Happy Days

Susan Granger’s review of “Happy Days” at the Westport Country Playhouse

 

    It’s understandable why the poetic works of Irish playwright Samuel Beckett, who won a Nobel Prize for “Waiting for Godot,” have never been presented before at the Westport Country Playhouse. With their enigmatic, oblique, obscure dialogue and minimalist style, they’re dense and difficult to understand, open to individual interpretation. Certainly not the usual ‘summer stock’ fare. Which is probably why artistic director Mark Lamos decided to take a risk, make a leap of faith and aim for the emotional essence of theater.

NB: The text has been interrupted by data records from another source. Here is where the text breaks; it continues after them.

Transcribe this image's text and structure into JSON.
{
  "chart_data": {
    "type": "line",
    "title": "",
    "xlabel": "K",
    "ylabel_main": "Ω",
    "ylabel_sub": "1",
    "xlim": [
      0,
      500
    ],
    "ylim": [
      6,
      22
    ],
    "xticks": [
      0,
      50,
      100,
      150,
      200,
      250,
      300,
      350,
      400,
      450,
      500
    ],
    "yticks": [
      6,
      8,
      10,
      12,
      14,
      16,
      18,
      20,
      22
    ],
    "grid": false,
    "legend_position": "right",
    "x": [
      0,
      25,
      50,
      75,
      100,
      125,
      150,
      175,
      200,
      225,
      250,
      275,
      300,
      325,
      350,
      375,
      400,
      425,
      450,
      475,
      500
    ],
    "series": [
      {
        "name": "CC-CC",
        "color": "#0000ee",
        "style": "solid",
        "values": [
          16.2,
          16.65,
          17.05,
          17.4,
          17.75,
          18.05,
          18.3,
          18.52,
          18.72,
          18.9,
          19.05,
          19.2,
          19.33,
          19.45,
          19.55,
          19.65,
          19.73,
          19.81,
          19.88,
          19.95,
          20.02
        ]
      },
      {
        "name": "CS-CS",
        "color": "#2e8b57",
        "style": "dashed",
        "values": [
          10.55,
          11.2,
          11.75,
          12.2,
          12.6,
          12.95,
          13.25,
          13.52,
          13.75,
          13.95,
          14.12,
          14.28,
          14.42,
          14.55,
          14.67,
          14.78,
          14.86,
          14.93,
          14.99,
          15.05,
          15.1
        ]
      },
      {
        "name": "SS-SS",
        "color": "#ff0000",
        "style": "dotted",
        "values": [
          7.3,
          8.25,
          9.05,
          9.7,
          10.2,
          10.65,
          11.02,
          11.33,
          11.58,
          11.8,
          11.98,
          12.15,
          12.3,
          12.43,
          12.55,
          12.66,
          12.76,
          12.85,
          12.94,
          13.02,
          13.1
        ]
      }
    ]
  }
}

    In the beginning, Winnie (Dana Ivey), a plump, middle-aged housewife, is buried to her bosom in the center of a huge pile of rocks in a barren landscape with the sun blazing down. Within her reach are a parasol and a huge black handbag, from which she removes various items, including a brush, cosmetics and a revolver. While it’s her cheerful, optimism-infused chatter that we hear, her husband, Willie (Jack Wetherall), is perched on the other side of the rocks with only the back of his head showing. He’s reading a newspaper, grunting occasionally. The incessant clanging of a bell marks a change of time. While there is no intermission, the curtain comes down and up again quickly for the second act, which finds Winnie sunk up to her neck and formally dressed Willie crawling over to her side, attempting – in vain – to scale the rocks.

    Initially incomprehensible, the play is a haunting, existential allegory about the human condition. Within its rueful ramblings and repetitions, silences and precise movements is a compassionate commentary on life, relationships, loneliness and mortality. “So little to say, so little to do, and the fear is so great.” Beckett doesn’t make it easy for the audience to figure out; it takes thought. There’s wry humor and allusions to Shakespeare, Dante, Aristotle and the Anglican Litugy, among others, along with the “Merry Widow” waltz. 

    With a silly, little feathered hat atop her head, exuberant, ever resilient Dana Ivey uses her face and voice – with a soft Irish brogue – to animate a remarkable range of emotions, delivering a brilliant, inventive, bewitching tour-de-force performance. “Happy Days” is at the Westport Country Playhouse through July 24.